The four heavyweight fights airing on the cable channel's June schedule will be repackaged and rebroadcast as three, one-hour shows in July on the over-the-air network

That means Mike Tyson and Evander Holyfield will be seen on free TV for the first time since Tyson-Holyfield II on tape delay three years ago. That also means the window for commercial network boxing has been opened slightly.

"There's nobody that can breathe fresh air into boxing more than having a menu of boxing on over-the-air TV," said Jay Larkin, the senior vice president of Showtime sports. "It reaches the widest audience possible. The exposure CBS brings to the sport is like pumping new blood into a sport that so desperately needs it."

CBS is seen in 99.8 million U.S. homes, Showtime in 23.4 million homes. The cable channel, like competitor HBO, will continue to stage major championships and pay the bulging purses that marquee boxers expect. Yet the Viacom-umbrella arrangement gives Showtime a healthy shove in promoting and growing future pay-per-view matches. One executive at the New York news conference even mentioned "amortization" as a financial gain in this deal -- similar to interest payments on a long-term loan.

"We'll do fine financially, and Showtime is looking to reap its benefits," said CBS Sports President Sean McManus, whose network last aired pro boxing three years ago. "But if there's $100 to be made, it doesn't matter if they get $60 and we get $40. It all goes to the same pockets."

The way this deal works, Showtime will air its heavyweight lineup as scheduled next month, using its announcers (Steve Albert, Dr. Ferdie Pacheco and Bobby Czyz): David Tua-Obed Sullivan June 3; Holyfield-John Ruiz June 10; Andrew Golota-Orlin Norris June 16; and Tyson-Lou Savarese June 24.

CBS will send a still-undetermined team of announcers to each fight and later pick the best three to show in edited form July 9 (5 p.m.), July 16 (2:30 p.m.) and July 22 (4 p.m.). The network might enhance each show with a live interview with a participant.

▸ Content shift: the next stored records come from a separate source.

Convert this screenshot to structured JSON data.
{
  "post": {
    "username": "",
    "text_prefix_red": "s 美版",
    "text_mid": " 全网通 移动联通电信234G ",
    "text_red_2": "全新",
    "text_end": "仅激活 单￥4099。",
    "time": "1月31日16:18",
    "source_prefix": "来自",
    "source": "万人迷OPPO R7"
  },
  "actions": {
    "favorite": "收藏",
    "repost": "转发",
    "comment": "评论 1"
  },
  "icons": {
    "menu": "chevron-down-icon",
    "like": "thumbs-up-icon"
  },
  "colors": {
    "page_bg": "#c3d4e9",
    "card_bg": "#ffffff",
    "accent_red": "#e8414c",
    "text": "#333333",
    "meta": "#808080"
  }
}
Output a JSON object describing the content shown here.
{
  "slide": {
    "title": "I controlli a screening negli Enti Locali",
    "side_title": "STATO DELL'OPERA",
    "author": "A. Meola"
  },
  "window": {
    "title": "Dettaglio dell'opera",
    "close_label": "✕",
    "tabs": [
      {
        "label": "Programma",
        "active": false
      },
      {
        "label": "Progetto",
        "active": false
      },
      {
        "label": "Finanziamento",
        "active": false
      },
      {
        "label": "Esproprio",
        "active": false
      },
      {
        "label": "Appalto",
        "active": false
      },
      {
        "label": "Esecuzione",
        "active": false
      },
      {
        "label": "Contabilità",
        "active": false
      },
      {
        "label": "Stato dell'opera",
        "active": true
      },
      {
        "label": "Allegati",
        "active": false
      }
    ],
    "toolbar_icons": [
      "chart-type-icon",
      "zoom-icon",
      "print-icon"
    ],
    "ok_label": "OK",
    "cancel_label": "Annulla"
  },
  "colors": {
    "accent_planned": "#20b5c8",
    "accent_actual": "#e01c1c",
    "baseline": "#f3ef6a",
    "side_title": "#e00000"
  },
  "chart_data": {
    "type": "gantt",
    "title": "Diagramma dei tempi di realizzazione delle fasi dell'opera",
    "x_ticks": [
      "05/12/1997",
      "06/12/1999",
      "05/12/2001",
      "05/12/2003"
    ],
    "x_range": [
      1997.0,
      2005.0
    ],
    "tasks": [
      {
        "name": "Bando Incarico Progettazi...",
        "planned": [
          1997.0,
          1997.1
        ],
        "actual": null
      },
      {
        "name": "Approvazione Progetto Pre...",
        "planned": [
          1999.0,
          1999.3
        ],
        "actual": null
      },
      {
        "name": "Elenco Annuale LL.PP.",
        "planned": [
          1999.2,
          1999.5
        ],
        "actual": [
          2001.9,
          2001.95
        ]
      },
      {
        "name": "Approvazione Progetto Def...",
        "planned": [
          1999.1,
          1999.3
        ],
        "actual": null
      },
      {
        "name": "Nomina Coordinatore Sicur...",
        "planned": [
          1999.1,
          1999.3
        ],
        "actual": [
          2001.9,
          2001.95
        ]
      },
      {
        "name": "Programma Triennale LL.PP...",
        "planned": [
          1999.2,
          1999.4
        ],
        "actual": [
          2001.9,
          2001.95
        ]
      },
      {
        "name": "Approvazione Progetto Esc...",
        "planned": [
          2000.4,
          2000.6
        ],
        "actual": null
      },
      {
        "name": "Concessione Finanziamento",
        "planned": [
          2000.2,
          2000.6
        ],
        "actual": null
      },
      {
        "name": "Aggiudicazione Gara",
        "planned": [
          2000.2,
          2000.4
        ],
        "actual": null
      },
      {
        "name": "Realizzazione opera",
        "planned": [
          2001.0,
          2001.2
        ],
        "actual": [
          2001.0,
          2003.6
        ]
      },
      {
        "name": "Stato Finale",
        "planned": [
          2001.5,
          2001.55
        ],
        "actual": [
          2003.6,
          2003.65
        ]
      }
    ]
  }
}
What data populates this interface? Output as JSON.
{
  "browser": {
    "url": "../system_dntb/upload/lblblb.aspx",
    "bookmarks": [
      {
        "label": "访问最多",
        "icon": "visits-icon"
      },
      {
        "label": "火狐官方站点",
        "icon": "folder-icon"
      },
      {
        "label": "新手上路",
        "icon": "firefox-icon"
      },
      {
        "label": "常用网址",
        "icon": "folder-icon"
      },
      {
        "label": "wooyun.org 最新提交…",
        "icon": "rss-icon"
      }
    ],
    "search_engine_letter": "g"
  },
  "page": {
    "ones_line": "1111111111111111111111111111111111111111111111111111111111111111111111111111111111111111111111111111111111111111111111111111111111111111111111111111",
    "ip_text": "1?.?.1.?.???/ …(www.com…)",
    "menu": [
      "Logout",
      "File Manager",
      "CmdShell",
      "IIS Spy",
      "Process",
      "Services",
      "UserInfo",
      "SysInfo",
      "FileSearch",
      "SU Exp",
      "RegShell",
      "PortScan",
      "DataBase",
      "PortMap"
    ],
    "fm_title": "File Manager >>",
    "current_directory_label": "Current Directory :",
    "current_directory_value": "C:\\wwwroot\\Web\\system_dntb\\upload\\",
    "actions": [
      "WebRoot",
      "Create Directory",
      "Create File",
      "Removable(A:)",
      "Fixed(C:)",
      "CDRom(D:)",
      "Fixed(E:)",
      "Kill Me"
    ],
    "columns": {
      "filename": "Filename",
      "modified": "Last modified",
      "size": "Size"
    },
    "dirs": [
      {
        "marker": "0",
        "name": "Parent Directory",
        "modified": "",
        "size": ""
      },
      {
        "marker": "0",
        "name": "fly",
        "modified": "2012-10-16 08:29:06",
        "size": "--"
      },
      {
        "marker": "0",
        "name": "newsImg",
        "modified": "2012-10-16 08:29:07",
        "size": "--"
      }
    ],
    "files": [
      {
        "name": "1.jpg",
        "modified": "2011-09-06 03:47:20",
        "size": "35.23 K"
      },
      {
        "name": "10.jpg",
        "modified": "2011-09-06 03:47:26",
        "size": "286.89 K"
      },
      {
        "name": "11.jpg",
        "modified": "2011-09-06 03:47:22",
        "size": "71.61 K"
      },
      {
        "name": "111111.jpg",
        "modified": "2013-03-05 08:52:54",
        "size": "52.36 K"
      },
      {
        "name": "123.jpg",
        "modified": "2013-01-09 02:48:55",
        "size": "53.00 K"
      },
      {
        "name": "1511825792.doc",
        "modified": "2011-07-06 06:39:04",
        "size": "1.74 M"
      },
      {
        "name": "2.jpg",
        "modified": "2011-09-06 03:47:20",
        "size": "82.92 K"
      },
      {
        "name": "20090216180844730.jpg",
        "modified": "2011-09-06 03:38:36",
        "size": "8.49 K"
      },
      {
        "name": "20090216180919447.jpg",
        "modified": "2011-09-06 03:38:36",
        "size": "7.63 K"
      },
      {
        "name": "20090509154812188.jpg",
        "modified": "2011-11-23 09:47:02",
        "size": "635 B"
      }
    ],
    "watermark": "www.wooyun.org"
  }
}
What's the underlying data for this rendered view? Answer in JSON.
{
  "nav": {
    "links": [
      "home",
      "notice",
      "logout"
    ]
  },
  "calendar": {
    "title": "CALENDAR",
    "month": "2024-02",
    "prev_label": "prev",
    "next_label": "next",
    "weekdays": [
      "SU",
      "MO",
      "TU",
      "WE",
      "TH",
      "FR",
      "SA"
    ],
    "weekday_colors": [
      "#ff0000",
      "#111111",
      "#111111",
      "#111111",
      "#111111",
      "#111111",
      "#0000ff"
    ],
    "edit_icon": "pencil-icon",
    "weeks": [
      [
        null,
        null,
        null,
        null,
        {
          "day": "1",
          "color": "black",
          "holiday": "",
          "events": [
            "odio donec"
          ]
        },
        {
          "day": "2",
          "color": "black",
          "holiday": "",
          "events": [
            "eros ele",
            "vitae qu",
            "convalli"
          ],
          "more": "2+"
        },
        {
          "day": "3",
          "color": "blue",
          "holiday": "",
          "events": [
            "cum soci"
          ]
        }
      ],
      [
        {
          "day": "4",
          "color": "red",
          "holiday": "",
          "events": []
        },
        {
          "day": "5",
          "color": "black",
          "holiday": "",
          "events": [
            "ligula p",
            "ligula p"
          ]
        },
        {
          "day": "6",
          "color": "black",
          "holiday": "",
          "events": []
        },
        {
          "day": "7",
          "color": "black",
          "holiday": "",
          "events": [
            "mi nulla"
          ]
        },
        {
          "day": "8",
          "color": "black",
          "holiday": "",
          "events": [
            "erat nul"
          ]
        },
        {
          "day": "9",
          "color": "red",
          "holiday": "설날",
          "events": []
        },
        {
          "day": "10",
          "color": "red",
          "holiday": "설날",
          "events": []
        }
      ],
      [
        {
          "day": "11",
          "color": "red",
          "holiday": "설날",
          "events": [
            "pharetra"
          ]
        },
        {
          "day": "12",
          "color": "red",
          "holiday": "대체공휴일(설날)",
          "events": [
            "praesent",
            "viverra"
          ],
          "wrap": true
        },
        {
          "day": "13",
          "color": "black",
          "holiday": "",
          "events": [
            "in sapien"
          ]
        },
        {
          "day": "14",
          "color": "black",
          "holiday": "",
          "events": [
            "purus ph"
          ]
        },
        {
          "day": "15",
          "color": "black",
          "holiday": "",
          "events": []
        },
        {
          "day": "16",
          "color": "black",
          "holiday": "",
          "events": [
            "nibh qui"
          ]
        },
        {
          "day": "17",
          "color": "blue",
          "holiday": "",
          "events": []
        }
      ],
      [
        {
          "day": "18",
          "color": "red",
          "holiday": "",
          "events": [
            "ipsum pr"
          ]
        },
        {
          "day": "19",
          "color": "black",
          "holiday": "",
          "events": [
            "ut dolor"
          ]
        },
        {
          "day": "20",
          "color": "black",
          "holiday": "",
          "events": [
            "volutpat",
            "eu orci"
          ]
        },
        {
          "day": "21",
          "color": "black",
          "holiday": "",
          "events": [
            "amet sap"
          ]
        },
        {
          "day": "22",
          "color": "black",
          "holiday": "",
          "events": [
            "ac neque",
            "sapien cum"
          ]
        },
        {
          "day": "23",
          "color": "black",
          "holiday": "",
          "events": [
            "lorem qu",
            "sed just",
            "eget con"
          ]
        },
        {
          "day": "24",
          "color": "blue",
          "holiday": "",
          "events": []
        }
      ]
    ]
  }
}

"If we get the ratings we hope to get, we might look to doing live boxing in the future," said McManus, who talked of such summer ratings in the 2.5-3 range. Yet the province of producing major championships will remain with the cable and pay-per-view folks for a while, he added. "It's tough to attract national advertisers to boxing on a regular basis. So there's no way we could generate the kind of revenue we would need to pay the fighters on CBS alone."

Network programming vice president Rob Correa, who used to produce boxing on USA Network, pronounced himself psyched to have Tyson and Holyfield on the CBS schedule during a golf-only month. "The only thing better than that is the Showtime folks will deal with the boxing promoters," he said.

The Showtime-CBS partnership could result in out-of-market games in the NCAA basketball tournament getting on pay-per-view, among other possible inter-Viacom sports ventures.

Yet Showtime's Larkin maintained that the foremost facet to this partnership is the growth possibility for boxing on free TV.

"You grew up watching Roberto Duran, Marvin Hagler, Tommy Hearns, Sugar Ray Leonard. ... You saw them where I saw them," Larkin said. "They were not created by Showtime. They were not created by HBO and other cable networks. They were created by CBS and ABC and NBC.

"The way to ... get new boxing fans is to have boxing on CBS."